'It is not rocket science about what to do'
By Eric Tegethoff, Oregon News Service
PORTLAND, Ore. (KTVZ) -- As Thanksgiving approaches, more Oregonians are struggling with hunger because of the economic downturn from the COVID-19 pandemic.
About one in 11 Oregon households isn't getting enough food to eat, according to new data from the U.S. Census Bureau.
Janet Bauer, policy analyst with the Oregon Center for Public Policy, said one of the first places families cut back to make ends meet is their food consumption.
"That level of reported hunger is higher than at any point during or after the Great Recession," said Bauer. "So this really was a surprise to us, and disturbing information to see."
Households with children are experiencing the brunt of the crisis. Nearly half of families in the Census survey said they are "not very confident" that they'll be able to afford enough food in the next four weeks.
The downturn also is hitting communities of color hard. Nearly one-third (32%) of Black households surveyed said they sometimes or often didn't have enough food to eat over the past week, as well as 15% of Latino households.
Bauer said that's compared to 7% of white households.
"Like in almost every other way, this pandemic is hitting Black and Latino households harder than other households," she said.
Bauer said there are a number of ways Congress can help.

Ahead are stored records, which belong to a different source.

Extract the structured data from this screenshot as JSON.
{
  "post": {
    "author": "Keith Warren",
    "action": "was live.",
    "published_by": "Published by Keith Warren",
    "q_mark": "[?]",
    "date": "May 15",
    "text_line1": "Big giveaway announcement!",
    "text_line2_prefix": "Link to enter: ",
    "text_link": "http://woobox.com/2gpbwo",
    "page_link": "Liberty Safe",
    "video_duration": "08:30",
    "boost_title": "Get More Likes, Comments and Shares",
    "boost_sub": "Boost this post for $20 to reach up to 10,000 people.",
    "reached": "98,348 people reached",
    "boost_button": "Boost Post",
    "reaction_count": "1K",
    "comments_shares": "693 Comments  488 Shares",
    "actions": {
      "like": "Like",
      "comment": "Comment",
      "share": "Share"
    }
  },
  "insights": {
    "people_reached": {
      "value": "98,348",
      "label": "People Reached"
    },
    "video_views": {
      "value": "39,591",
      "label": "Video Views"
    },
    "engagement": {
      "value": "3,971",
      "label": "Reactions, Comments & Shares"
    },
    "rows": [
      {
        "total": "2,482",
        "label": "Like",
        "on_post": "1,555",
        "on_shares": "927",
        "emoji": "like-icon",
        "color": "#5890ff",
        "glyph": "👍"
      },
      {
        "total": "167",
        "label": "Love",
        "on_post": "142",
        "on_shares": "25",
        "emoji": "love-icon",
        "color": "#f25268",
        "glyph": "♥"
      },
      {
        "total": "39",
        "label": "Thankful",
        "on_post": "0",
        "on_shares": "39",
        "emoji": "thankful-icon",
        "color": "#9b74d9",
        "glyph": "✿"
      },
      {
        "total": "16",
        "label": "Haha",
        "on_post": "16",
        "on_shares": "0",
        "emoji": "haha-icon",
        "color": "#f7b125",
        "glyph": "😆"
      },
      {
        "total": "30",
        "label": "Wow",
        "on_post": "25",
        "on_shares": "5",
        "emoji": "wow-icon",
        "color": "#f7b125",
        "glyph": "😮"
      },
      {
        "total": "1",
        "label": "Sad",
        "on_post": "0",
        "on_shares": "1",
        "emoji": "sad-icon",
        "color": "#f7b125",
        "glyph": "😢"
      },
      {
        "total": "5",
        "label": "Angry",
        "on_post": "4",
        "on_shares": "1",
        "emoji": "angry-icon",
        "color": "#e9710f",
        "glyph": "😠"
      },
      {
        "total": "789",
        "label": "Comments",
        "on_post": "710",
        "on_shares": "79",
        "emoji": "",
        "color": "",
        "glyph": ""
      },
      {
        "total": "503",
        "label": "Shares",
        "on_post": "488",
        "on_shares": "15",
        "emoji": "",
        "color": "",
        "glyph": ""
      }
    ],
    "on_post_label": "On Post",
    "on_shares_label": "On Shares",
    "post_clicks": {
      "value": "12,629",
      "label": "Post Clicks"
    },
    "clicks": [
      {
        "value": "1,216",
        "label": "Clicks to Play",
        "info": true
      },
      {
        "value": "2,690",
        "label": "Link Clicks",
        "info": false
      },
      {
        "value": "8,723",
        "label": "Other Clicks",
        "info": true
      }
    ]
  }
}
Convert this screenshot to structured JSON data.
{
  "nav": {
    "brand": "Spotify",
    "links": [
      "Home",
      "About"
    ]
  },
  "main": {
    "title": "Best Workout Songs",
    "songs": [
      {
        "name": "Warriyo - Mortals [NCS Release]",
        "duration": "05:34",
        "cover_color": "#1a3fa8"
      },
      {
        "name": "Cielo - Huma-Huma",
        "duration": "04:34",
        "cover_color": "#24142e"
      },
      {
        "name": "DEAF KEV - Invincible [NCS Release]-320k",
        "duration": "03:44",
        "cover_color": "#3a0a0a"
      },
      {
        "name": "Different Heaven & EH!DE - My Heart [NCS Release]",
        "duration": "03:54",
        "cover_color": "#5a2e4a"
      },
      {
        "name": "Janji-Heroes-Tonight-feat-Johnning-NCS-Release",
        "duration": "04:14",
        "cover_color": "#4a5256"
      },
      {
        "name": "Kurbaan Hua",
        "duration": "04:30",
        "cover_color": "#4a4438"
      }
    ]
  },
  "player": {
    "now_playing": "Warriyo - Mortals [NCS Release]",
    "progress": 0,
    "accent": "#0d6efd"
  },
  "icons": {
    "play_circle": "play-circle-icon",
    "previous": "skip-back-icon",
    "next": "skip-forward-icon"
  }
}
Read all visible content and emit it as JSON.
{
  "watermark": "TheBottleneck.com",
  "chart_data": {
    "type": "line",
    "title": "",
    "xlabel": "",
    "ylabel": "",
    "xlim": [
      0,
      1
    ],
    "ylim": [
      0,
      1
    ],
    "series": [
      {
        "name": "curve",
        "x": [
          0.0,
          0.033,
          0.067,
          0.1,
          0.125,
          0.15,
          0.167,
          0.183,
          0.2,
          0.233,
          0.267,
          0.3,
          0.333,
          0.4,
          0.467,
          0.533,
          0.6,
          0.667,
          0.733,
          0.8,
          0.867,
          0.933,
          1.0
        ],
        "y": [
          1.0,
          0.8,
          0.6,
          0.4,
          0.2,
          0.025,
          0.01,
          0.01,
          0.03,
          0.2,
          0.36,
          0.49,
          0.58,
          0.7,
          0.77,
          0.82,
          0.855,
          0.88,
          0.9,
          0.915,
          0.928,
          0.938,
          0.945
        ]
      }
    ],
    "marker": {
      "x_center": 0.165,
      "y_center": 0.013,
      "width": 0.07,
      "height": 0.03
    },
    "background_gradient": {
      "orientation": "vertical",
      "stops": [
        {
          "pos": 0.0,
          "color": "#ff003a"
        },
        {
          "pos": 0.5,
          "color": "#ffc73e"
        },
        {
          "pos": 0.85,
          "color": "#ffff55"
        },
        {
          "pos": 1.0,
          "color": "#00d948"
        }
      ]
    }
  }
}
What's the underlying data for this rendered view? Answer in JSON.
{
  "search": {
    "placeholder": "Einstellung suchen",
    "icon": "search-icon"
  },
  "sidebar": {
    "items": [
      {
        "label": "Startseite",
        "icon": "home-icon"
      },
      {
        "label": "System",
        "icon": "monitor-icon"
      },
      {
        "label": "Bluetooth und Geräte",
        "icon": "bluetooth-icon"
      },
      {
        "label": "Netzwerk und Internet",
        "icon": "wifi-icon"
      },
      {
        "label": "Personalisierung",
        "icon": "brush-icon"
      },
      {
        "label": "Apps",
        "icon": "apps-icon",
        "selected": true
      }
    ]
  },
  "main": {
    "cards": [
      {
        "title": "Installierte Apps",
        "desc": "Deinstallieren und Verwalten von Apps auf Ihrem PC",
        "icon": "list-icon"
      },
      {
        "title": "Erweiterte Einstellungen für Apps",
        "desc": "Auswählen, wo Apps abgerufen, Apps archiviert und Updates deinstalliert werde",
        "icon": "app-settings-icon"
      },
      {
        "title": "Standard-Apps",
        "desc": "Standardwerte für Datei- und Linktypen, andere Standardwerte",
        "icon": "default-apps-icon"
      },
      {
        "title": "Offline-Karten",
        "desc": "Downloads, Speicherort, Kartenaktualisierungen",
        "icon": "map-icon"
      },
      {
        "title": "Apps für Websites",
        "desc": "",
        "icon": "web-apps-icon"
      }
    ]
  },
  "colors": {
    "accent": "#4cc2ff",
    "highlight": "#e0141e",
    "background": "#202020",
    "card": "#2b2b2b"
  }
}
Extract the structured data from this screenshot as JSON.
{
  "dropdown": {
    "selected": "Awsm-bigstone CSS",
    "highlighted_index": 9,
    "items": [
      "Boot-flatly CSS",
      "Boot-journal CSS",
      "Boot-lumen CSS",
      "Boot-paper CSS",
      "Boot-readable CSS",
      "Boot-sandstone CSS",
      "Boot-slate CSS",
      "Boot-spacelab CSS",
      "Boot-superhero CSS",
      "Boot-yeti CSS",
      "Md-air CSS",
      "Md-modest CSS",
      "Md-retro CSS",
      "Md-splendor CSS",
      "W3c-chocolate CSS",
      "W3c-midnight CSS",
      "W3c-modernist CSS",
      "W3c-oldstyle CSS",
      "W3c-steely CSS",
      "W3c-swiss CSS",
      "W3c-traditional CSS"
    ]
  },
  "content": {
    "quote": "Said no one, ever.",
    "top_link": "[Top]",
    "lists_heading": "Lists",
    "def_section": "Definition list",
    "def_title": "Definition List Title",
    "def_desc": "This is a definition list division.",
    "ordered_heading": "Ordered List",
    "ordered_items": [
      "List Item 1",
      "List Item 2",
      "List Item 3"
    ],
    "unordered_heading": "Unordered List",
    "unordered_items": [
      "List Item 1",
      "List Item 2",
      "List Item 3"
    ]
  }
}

They include increasing food and rental assistance, reinstating enhanced unemployment insurance benefits, and offering emergency grants for low-wage households.
"It is not rocket science about what to do," Bauer said. "It just needs to happen, and happen quickly."
She added that Oregon state lawmakers should also take action by further supplementing food assistance, extending the eviction moratorium, and providing additional rent and utility assistance.